Ongoing work is on characterizing the fiber properties and dimensions depending on the suspending media and its perfusion rate over the cells. The goal is to understand how the conditions in the microreactor lead to the tailoring of the fiber properties and a maximized throughput.

******INSERT FIGURE 1 HERE*******

*****CAPTION****Figure 1: Characterizing the response of G. xylinus to electrical stimuli using Carbon DEP

******INSERT FIGURE 2 HERE*******

*****CAPTION****Figure 2: A 2D carbon electrode showing indications of inducing a positive dielectrophoretic force on the G. xylinus bacterium (A.) Electrode is electrically polarized (B.) Same electrode immediately after electric field is switched off

******INSERT FIGURE 3 HERE*******

*****CAPTION****Figure 3: Carbonized Cellulose Nanofibrils

References

1. Huang, Y., Zhu, C., Yang, J., Nie, Y., Chen, C., & Sun, D. (2014). Recent advances in bacterial cellulose. Cellulose, 21(1), 1-30.
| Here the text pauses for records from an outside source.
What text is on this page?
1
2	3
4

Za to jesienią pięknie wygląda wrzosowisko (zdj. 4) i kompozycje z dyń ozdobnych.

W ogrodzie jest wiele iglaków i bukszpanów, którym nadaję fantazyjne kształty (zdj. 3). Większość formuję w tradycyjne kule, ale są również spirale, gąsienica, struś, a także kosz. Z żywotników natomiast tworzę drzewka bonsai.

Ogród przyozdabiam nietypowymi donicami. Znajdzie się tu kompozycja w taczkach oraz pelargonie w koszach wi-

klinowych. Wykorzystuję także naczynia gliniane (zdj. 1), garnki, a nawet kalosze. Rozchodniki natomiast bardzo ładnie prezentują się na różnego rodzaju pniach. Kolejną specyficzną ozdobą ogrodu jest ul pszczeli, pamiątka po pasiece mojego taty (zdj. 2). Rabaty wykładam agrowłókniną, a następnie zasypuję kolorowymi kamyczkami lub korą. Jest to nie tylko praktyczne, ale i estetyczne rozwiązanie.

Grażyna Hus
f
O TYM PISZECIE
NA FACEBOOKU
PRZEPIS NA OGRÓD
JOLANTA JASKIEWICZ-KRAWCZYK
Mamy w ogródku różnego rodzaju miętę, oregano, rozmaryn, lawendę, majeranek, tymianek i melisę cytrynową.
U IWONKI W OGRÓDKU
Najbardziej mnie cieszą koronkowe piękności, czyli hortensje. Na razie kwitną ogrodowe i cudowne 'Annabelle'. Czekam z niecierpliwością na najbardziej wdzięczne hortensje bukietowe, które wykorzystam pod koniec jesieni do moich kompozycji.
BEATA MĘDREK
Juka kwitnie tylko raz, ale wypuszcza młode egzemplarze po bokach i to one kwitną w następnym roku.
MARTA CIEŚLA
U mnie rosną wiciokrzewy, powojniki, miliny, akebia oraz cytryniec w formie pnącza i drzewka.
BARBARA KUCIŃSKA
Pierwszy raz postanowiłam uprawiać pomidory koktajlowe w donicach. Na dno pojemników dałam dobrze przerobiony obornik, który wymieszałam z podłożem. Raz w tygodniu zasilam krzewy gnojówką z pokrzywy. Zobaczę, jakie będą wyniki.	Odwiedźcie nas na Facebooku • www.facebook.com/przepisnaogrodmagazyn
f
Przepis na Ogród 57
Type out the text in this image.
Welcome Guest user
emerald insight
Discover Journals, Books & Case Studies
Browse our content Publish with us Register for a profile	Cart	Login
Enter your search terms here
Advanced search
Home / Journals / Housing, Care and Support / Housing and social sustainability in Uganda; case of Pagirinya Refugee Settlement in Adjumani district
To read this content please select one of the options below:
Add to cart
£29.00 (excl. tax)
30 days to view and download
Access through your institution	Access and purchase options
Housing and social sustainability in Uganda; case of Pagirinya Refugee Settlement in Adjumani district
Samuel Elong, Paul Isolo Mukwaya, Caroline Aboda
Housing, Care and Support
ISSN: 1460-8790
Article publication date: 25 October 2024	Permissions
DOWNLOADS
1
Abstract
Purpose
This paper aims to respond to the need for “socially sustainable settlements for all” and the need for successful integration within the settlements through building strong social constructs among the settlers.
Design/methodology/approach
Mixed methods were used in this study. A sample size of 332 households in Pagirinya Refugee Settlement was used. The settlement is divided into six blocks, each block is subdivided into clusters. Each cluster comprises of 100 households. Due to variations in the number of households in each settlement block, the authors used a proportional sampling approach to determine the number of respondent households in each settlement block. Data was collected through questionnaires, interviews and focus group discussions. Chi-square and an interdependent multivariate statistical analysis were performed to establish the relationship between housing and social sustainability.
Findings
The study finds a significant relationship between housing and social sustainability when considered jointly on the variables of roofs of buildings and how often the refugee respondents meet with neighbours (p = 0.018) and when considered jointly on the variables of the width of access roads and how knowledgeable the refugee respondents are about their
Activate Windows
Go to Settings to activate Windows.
2. McGrath, T. E., Chan, W. G., & Hajaligol, M. R. (2003). Low temperature mechanism for the formation of polycyclic aromatic hydrocarbons from the pyrolysis of cellulose. Journal of Analytical and Applied Pyrolysis, 66(1), 51-70.

3. Rhim, Y. R., Zhang, D., Rooney, M., Nagle, D. C., Fairbrother, D. H., Herman, C., & Drewry, D. G. (2010). Changes in the thermophysical properties of microcrystalline cellulose as function of carbonization temperature. Carbon, 48(1), 31-40.